In its sights have been that slice of fuel costs which goes into government coffers. Remarkably, given that its staff consists of him and his wife, it has played no insignificant role in keeping that under control.
With some 70 Tory backbenchers said to be supporters of Fair Fuel UK’s agenda, his voice has become powerful.
It has also put him on a collision course with those who believe the rights of the motorist must today be trumped by those of the climate.
As a consequence, he’s found excrement wrapped up in cycling gloves pushed through his letterbox as well as a number of death threats. An issue made more challenging by the fact he and his wife look after her mother who is in her 90s and suffers from dementia.
It was his wife’s family which pulled them to Cranbrook some 20 years ago. Born and bred in Lewisham and working in London “every day except Sundays” he qualifies to run as mayor courtesy of his work life. He will, however, be in a position where he cannot even cast a vote for himself.
Reform UK approached him earlier this year through Richard Tice – the millionaire businessman and party leader. He was joined by Mr Brexit himself, Nigel Farage, which persuaded him to put his name in the hat for the mayoral race.
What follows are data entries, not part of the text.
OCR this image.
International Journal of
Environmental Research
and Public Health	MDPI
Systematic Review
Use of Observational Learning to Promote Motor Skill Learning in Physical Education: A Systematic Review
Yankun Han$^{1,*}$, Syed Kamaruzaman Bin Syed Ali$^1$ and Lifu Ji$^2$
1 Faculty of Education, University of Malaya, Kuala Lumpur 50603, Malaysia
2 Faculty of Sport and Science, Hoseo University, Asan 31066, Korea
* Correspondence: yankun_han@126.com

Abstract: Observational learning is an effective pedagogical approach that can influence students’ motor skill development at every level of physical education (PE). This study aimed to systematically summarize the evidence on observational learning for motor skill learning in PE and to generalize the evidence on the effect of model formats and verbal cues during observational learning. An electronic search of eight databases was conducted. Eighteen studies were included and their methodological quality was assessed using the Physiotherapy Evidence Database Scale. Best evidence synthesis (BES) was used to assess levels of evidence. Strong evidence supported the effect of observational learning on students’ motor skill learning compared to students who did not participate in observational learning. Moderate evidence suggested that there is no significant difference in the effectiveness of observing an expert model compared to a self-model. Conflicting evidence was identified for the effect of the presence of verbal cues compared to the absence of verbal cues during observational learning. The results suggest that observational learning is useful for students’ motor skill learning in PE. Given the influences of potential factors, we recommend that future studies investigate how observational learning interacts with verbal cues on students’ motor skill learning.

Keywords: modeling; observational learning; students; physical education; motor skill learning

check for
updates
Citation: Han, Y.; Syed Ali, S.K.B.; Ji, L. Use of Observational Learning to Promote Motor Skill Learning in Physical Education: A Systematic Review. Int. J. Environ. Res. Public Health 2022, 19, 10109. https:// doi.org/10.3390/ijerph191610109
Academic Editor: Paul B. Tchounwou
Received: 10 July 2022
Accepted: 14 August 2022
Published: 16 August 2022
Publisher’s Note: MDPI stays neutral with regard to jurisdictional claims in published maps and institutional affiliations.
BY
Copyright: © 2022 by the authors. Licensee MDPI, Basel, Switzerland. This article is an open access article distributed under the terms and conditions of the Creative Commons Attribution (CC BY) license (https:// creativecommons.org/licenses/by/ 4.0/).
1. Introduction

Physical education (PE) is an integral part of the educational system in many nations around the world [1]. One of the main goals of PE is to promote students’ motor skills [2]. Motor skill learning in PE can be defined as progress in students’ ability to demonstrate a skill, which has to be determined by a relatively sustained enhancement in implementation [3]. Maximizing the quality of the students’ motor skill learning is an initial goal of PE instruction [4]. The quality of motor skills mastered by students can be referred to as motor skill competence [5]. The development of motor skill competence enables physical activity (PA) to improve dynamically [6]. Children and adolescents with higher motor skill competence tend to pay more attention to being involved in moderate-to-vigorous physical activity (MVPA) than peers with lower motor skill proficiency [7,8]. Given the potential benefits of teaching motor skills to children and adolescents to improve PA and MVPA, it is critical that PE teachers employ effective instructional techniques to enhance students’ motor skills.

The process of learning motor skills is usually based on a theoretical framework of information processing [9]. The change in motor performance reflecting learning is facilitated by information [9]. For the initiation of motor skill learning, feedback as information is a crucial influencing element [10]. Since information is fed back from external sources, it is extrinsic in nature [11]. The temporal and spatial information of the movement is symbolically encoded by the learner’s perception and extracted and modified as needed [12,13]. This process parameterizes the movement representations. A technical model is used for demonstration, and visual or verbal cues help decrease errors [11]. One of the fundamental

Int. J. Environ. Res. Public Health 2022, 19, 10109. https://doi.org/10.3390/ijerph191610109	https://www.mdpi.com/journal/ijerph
Explained Cox: “Richard and Nigel said they knew my lobbying and all the campaigning for Fair Fuel UK has stopped £200 billion worth of tax rises on hard-pressed motorists.
“They said ‘we love your campaign, we love you’. Nigel simply said ‘you're you're made for this job’. I said look, I'm not a politician. I'm a public affairs campaigner. So I took three months to think about it before eventually saying yes.”
When we speak it was the day before Armistice Day – a significant one for Mr Cox. His father died in 1974 aged just 54. He had previously served in the RAF during the Second World War. Howard was just 20 at the time.
Hopes of having his own children looked destined to failure too until, a little over 30 years ago, he and his wife adopted a daughter. Now 31, she is – perhaps fittingly given her father’s position – a driver of articulated trucks.
He concludes: “That’s the other thing – she earns £51,000 a year, lives in London, but can’t afford to get a property – so affordable homes are important. Transport for London is the biggest owner of property in London so if I become mayor, that’s something I will be looking closely at.”
The Mayor of London elections are due to take place on May 2, 2024.